US Economy Is Growing More Quickly than Washington Realized
Two key forces were to thank: consumers, who spent more than original estimates, and businesses, which did the same.

Sign up for smart news, insights, and analysis on the biggest financial stories of the day.
The United States economy isn’t just not slowing down. It grew at a faster pace in the second quarter than previously thought, the Commerce Department said Thursday.
Two key forces were to thank: consumers, who spent more than original estimates, and businesses, which did the same. A corporate shopping spree on artificial intelligence, in particular, boosted the economy like ChatGPT boosts a lazy high-schooler’s take-home essay on Asimov’s I, Robot.
Shopping Spree
The year began with a 0.5% contraction in gross domestic product during the January-to-March quarter, marking the first decline in three years. The primary cause was businesses expediting efforts to beat new tariffs by front-loading imports, which are subtracted from the Commerce Department’s GDP calculations since the foreign production means there’s no US output.
The second quarter saw a healthy rebound, with GDP rising at a 3.3% annualized rate in the April-to-June period, according to the Commerce Department’s update. That’s notable because its initial estimate of 3% issued last month fell narrowly short of the 3.1% expected by economists. And especially crucial is what pushed up the revised figure. First, there’s an important economic term to put in your noggin: real final sales to private domestic purchasers:
- This very useful figure, one Federal Reserve officials keep a close eye on, measures the sales of domestically produced goods and services that are consumed by domestic households and businesses. In other words, it zeroes in on core demand and strips out trade distortions, which is very helpful for measuring the economy amid tariff turbulence: It rose 1.9% in the second quarter, significantly better than the previous estimate of 1.2%.
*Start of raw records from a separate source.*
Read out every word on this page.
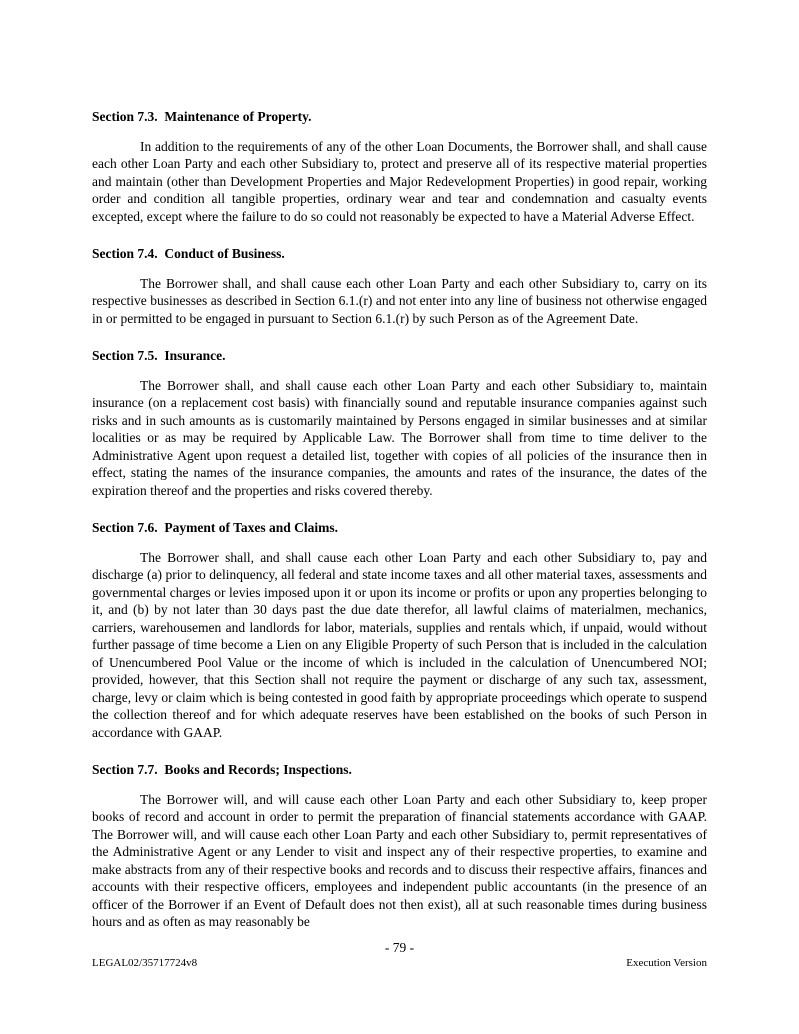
Section 7.3.  Maintenance of Property.

In addition to the requirements of any of the other Loan Documents, the Borrower shall, and shall cause each other Loan Party and each other Subsidiary to, protect and preserve all of its respective material properties and maintain (other than Development Properties and Major Redevelopment Properties) in good repair, working order and condition all tangible properties, ordinary wear and tear and condemnation and casualty events excepted, except where the failure to do so could not reasonably be expected to have a Material Adverse Effect.

Section 7.4.  Conduct of Business.

The Borrower shall, and shall cause each other Loan Party and each other Subsidiary to, carry on its respective businesses as described in Section 6.1.(r) and not enter into any line of business not otherwise engaged in or permitted to be engaged in pursuant to Section 6.1.(r) by such Person as of the Agreement Date.

Section 7.5.  Insurance.

The Borrower shall, and shall cause each other Loan Party and each other Subsidiary to, maintain insurance (on a replacement cost basis) with financially sound and reputable insurance companies against such risks and in such amounts as is customarily maintained by Persons engaged in similar businesses and at similar localities or as may be required by Applicable Law. The Borrower shall from time to time deliver to the Administrative Agent upon request a detailed list, together with copies of all policies of the insurance then in effect, stating the names of the insurance companies, the amounts and rates of the insurance, the dates of the expiration thereof and the properties and risks covered thereby.

Section 7.6.  Payment of Taxes and Claims.

The Borrower shall, and shall cause each other Loan Party and each other Subsidiary to, pay and discharge (a) prior to delinquency, all federal and state income taxes and all other material taxes, assessments and governmental charges or levies imposed upon it or upon its income or profits or upon any properties belonging to it, and (b) by not later than 30 days past the due date therefor, all lawful claims of materialmen, mechanics, carriers, warehousemen and landlords for labor, materials, supplies and rentals which, if unpaid, would without further passage of time become a Lien on any Eligible Property of such Person that is included in the calculation of Unencumbered Pool Value or the income of which is included in the calculation of Unencumbered NOI; provided, however, that this Section shall not require the payment or discharge of any such tax, assessment, charge, levy or claim which is being contested in good faith by appropriate proceedings which operate to suspend the collection thereof and for which adequate reserves have been established on the books of such Person in accordance with GAAP.

Section 7.7.  Books and Records; Inspections.

The Borrower will, and will cause each other Loan Party and each other Subsidiary to, keep proper books of record and account in order to permit the preparation of financial statements accordance with GAAP. The Borrower will, and will cause each other Loan Party and each other Subsidiary to, permit representatives of the Administrative Agent or any Lender to visit and inspect any of their respective properties, to examine and make abstracts from any of their respective books and records and to discuss their respective affairs, finances and accounts with their respective officers, employees and independent public accountants (in the presence of an officer of the Borrower if an Event of Default does not then exist), all at such reasonable times during business hours and as often as may reasonably be

- 79 -
LEGAL02/35717724v8	Execution Version
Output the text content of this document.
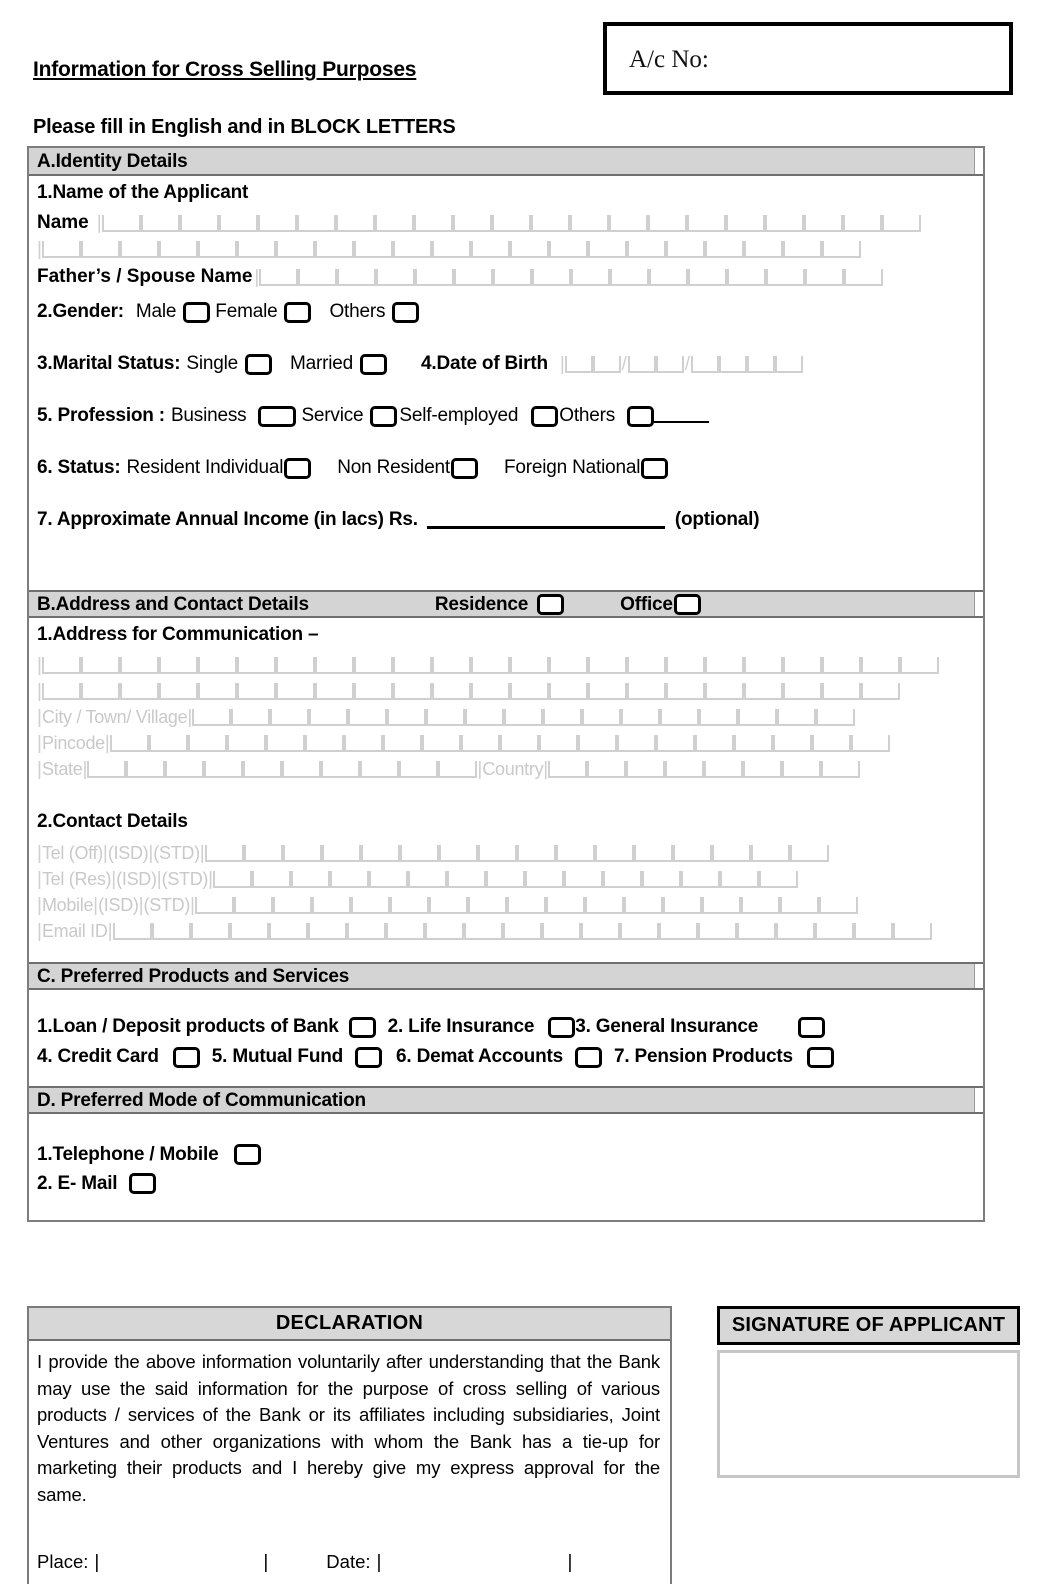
Information for Cross Selling Purposes	A/c No:
Please fill in English and in BLOCK LETTERS
A.Identity Details
1.Name of the Applicant
Name |
|
Father’s / Spouse Name |
2.Gender: Male Female	Others
3.Marital Status: Single	Married	4.Date of Birth |	/	/
5. Profession : Business	Service Self-employed Others
6. Status: Resident Individual	Non Resident	Foreign National
7. Approximate Annual Income (in lacs) Rs.	(optional)
B.Address and Contact Details	Residence	Office
1.Address for Communication –
|
|
| City / Town/ Village |
| Pincode |
| State |	| Country |
2.Contact Details
| Tel (Off) | (ISD) | (STD) |
| Tel (Res) | (ISD) | (STD) |
| Mobile | (ISD) | (STD) |
| Email ID |
C. Preferred Products and Services
1.Loan / Deposit products of Bank	2. Life Insurance 3. General Insurance
4. Credit Card	5. Mutual Fund	6. Demat Accounts	7. Pension Products
D. Preferred Mode of Communication
1.Telephone / Mobile
2. E- Mail
DECLARATION
I provide the above information voluntarily after understanding that the Bank may use the said information for the purpose of cross selling of various products / services of the Bank or its affiliates including subsidiaries, Joint Ventures and other organizations with whom the Bank has a tie-up for marketing their products and I hereby give my express approval for the same.
Place: |	|	Date: |	|
SIGNATURE OF APPLICANT
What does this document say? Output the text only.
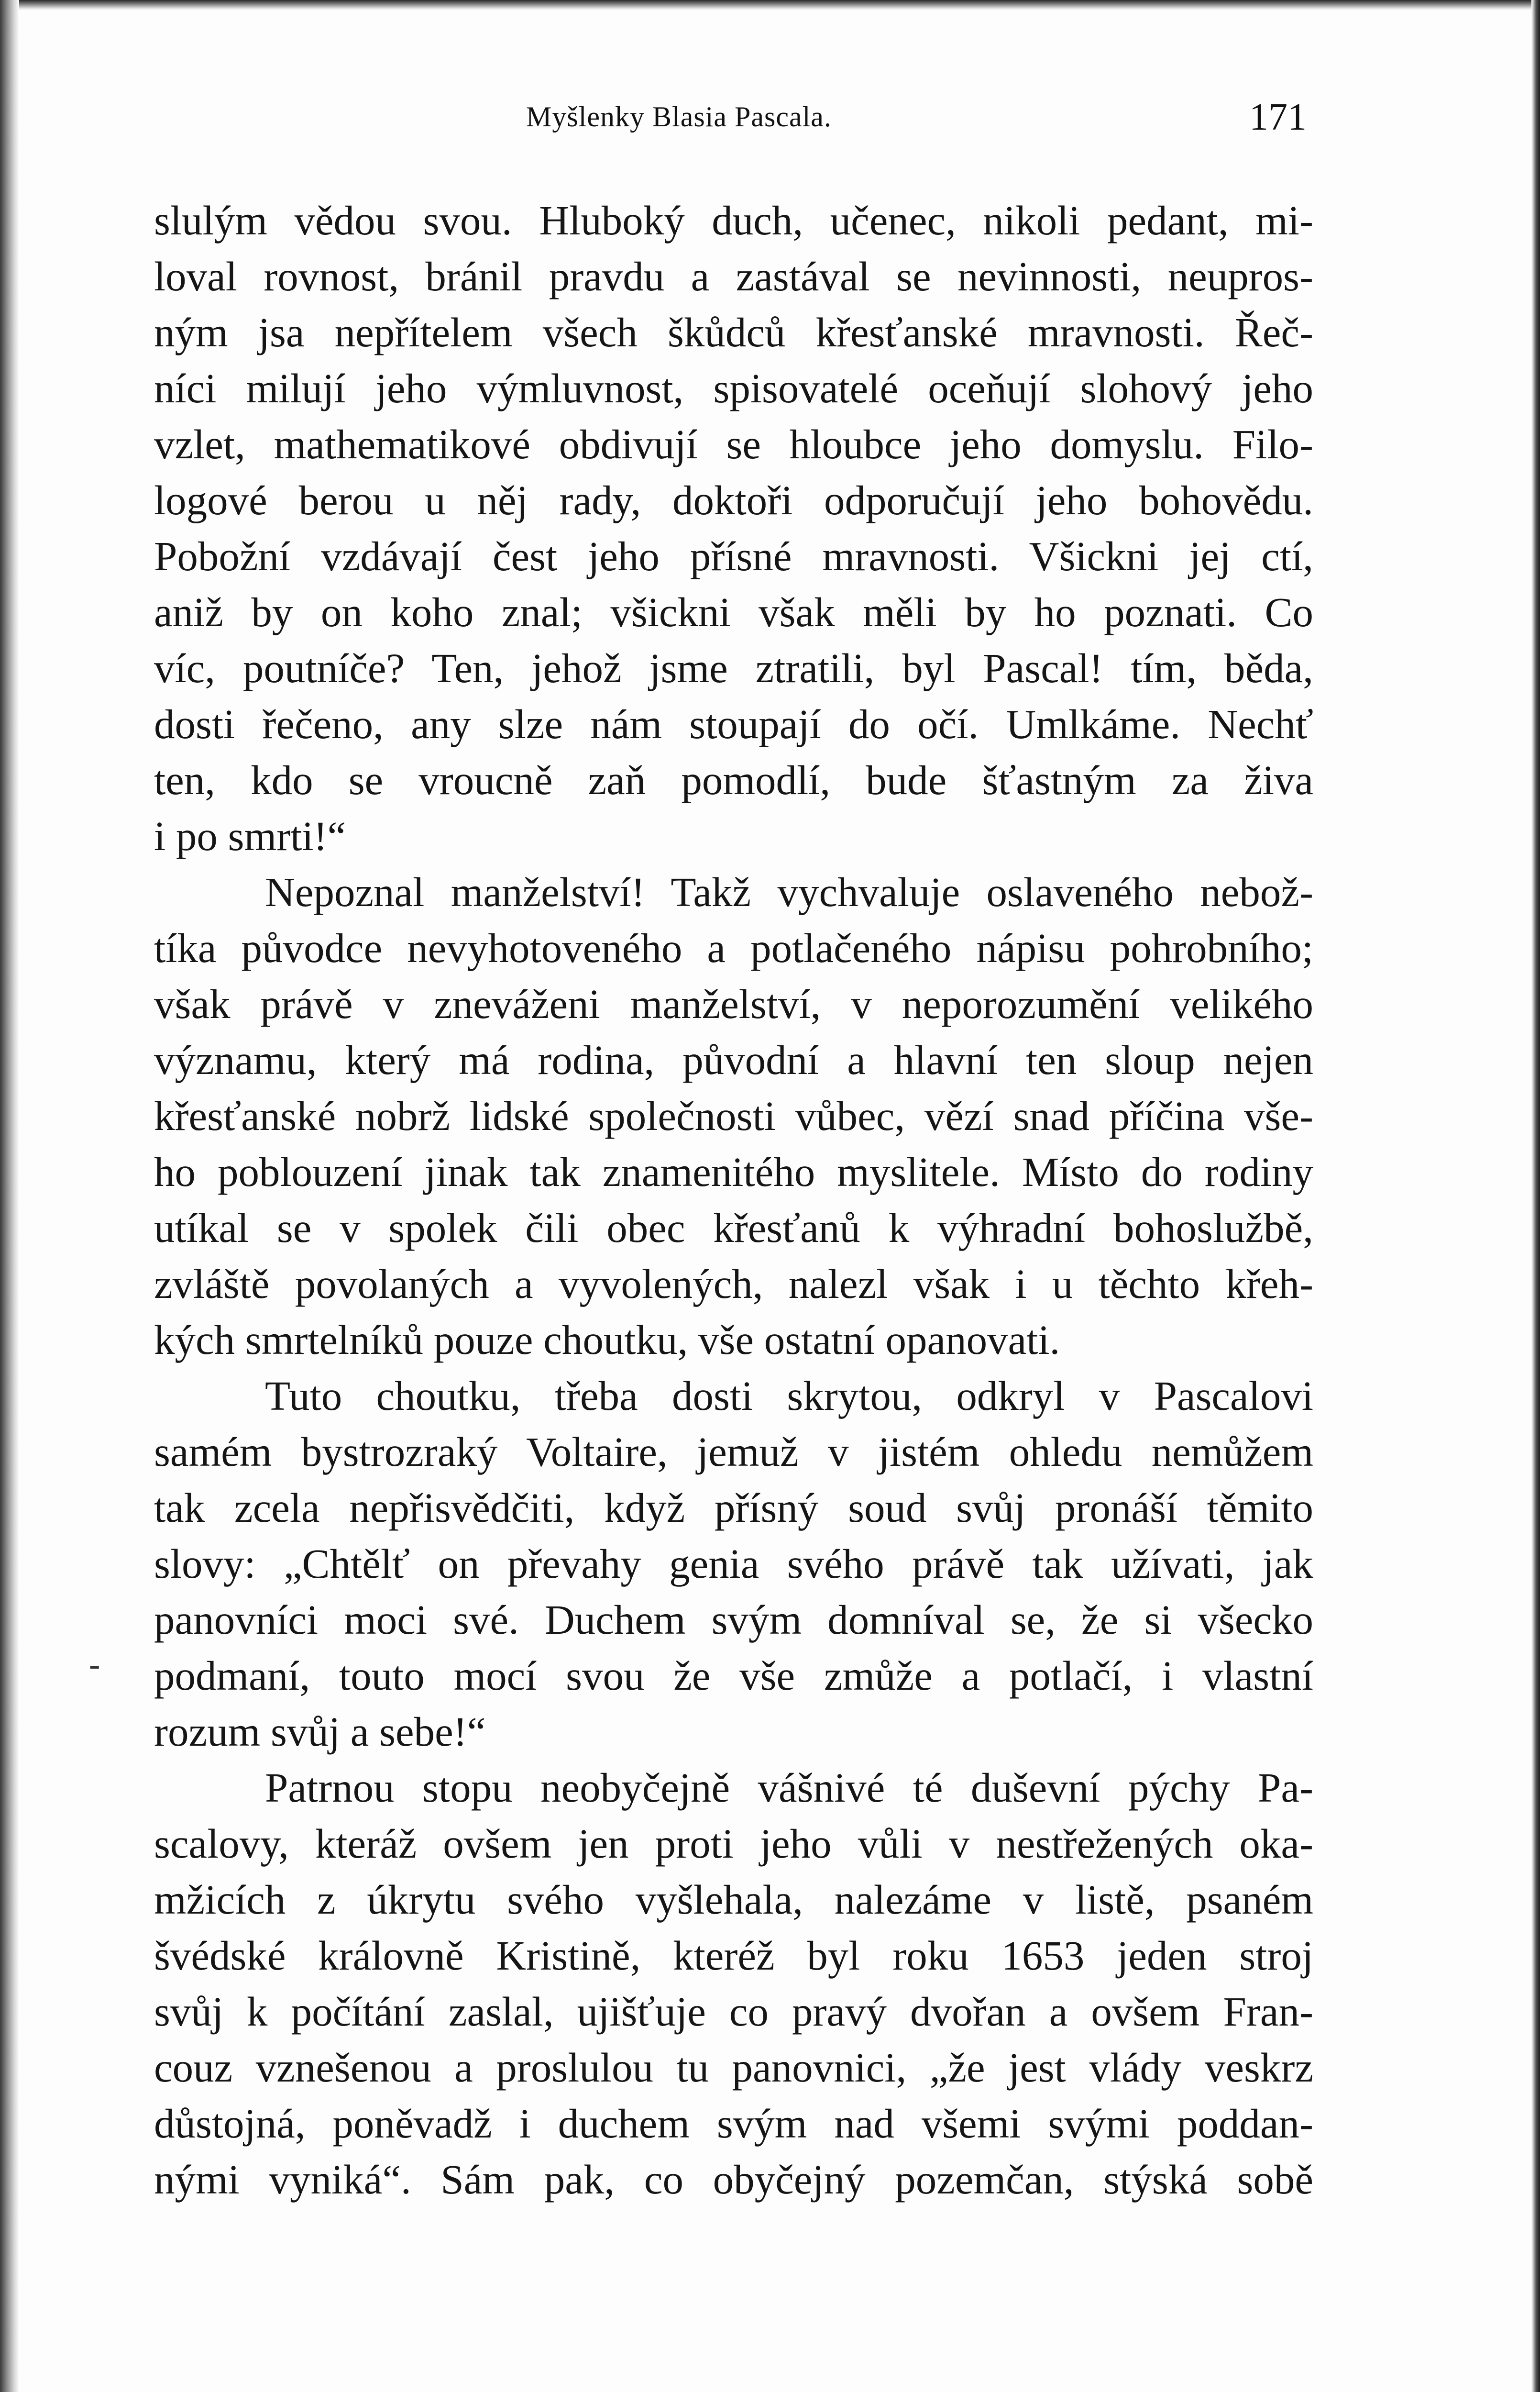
Myšlenky Blasia Pascala.	171
-
slulým vědou svou. Hluboký duch, učenec, nikoli pedant, mi-
loval rovnost, bránil pravdu a zastával se nevinnosti, neupros-
ným jsa nepřítelem všech škůdců křesťanské mravnosti. Řeč-
níci milují jeho výmluvnost, spisovatelé oceňují slohový jeho
vzlet, mathematikové obdivují se hloubce jeho domyslu. Filo-
logové berou u něj rady, doktoři odporučují jeho bohovědu.
Pobožní vzdávají čest jeho přísné mravnosti. Všickni jej ctí,
aniž by on koho znal; všickni však měli by ho poznati. Co
víc, poutníče? Ten, jehož jsme ztratili, byl Pascal! tím, běda,
dosti řečeno, any slze nám stoupají do očí. Umlkáme. Nechť
ten, kdo se vroucně zaň pomodlí, bude šťastným za živa
i po smrti!“
Nepoznal manželství! Takž vychvaluje oslaveného nebož-
tíka původce nevyhotoveného a potlačeného nápisu pohrobního;
však právě v zneváženi manželství, v neporozumění velikého
významu, který má rodina, původní a hlavní ten sloup nejen
křesťanské nobrž lidské společnosti vůbec, vězí snad příčina vše-
ho poblouzení jinak tak znamenitého myslitele. Místo do rodiny
utíkal se v spolek čili obec křesťanů k výhradní bohoslužbě,
zvláště povolaných a vyvolených, nalezl však i u těchto křeh-
kých smrtelníků pouze choutku, vše ostatní opanovati.
Tuto choutku, třeba dosti skrytou, odkryl v Pascalovi
samém bystrozraký Voltaire, jemuž v jistém ohledu nemůžem
tak zcela nepřisvědčiti, když přísný soud svůj pronáší těmito
slovy: „Chtělť on převahy genia svého právě tak užívati, jak
panovníci moci své. Duchem svým domníval se, že si všecko
podmaní, touto mocí svou že vše zmůže a potlačí, i vlastní
rozum svůj a sebe!“
Patrnou stopu neobyčejně vášnivé té duševní pýchy Pa-
scalovy, kteráž ovšem jen proti jeho vůli v nestřežených oka-
mžicích z úkrytu svého vyšlehala, nalezáme v listě, psaném
švédské královně Kristině, kteréž byl roku 1653 jeden stroj
svůj k počítání zaslal, ujišťuje co pravý dvořan a ovšem Fran-
couz vznešenou a proslulou tu panovnici, „že jest vlády veskrz
důstojná, poněvadž i duchem svým nad všemi svými poddan-
nými vyniká“. Sám pak, co obyčejný pozemčan, stýská sobě
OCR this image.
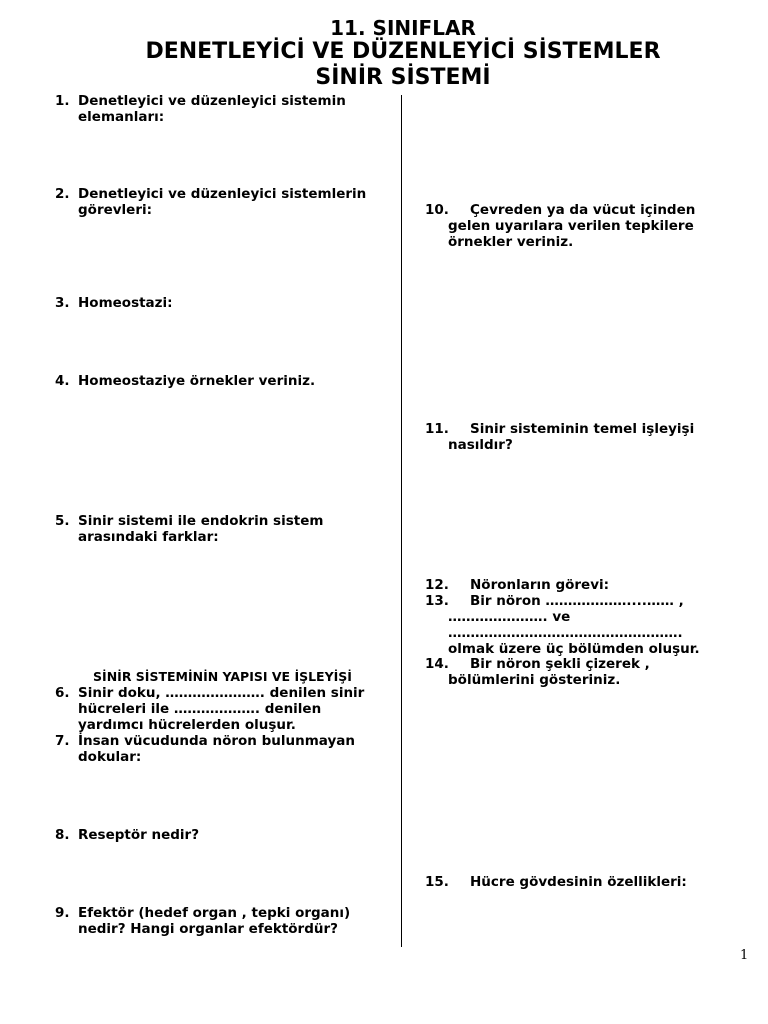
11. SINIFLAR
DENETLEYİCİ VE DÜZENLEYİCİ SİSTEMLER
SİNİR SİSTEMİ
1. Denetleyici ve düzenleyici sistemin elemanları:
2. Denetleyici ve düzenleyici sistemlerin görevleri:
3. Homeostazi:
4. Homeostaziye örnekler veriniz.
5. Sinir sistemi ile endokrin sistem arasındaki farklar:
SİNİR SİSTEMİNİN YAPISI VE İŞLEYİŞİ
6. Sinir doku, …………………. denilen sinir hücreleri ile ………………. denilen yardımcı hücrelerden oluşur.
7. İnsan vücudunda nöron bulunmayan dokular:
8. Reseptör nedir?
9. Efektör (hedef organ , tepki organı) nedir? Hangi organlar efektördür?
10.	Çevreden ya da vücut içinden gelen uyarılara verilen tepkilere örnekler veriniz.
11.	Sinir sisteminin temel işleyişi nasıldır?
12.	Nöronların görevi:
13.	Bir nöron ………………....…… , …………………. ve ……………………………………………. olmak üzere üç bölümden oluşur.
14.	Bir nöron şekli çizerek , bölümlerini gösteriniz.
15.	Hücre gövdesinin özellikleri:
1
- The improved GDP estimate was also impacted by a massive upward revision in business spending on intellectual property products, a category that includes software and technology research and development. Spending is now believed to have increased at a 12.8% annualized rate, twice the 6.4% initial estimate and the most in four years, reflecting the massive spending on artificial intelligence.
UBS estimates companies will spend $375 billion on AI infrastructure this year and $500 billion next year.
Unconvinced: “The economy temporarily rebounded in the second quarter as businesses imported less in the second quarter than they did in the first,” LPL Financial analysts wrote earlier this month. “But this should not be construed as an improvement in underlying economic momentum.” The Commerce Department’s revised figures Thursday showed consumer spending up 1.6%, better than the previous 1.4% estimate. LPL analysts added they expect consumer spending to moderate in future quarters, noting rising delinquencies among higher-income consumers — the upside being this could “alleviate inflation pressure (further supporting Fed rate cuts).”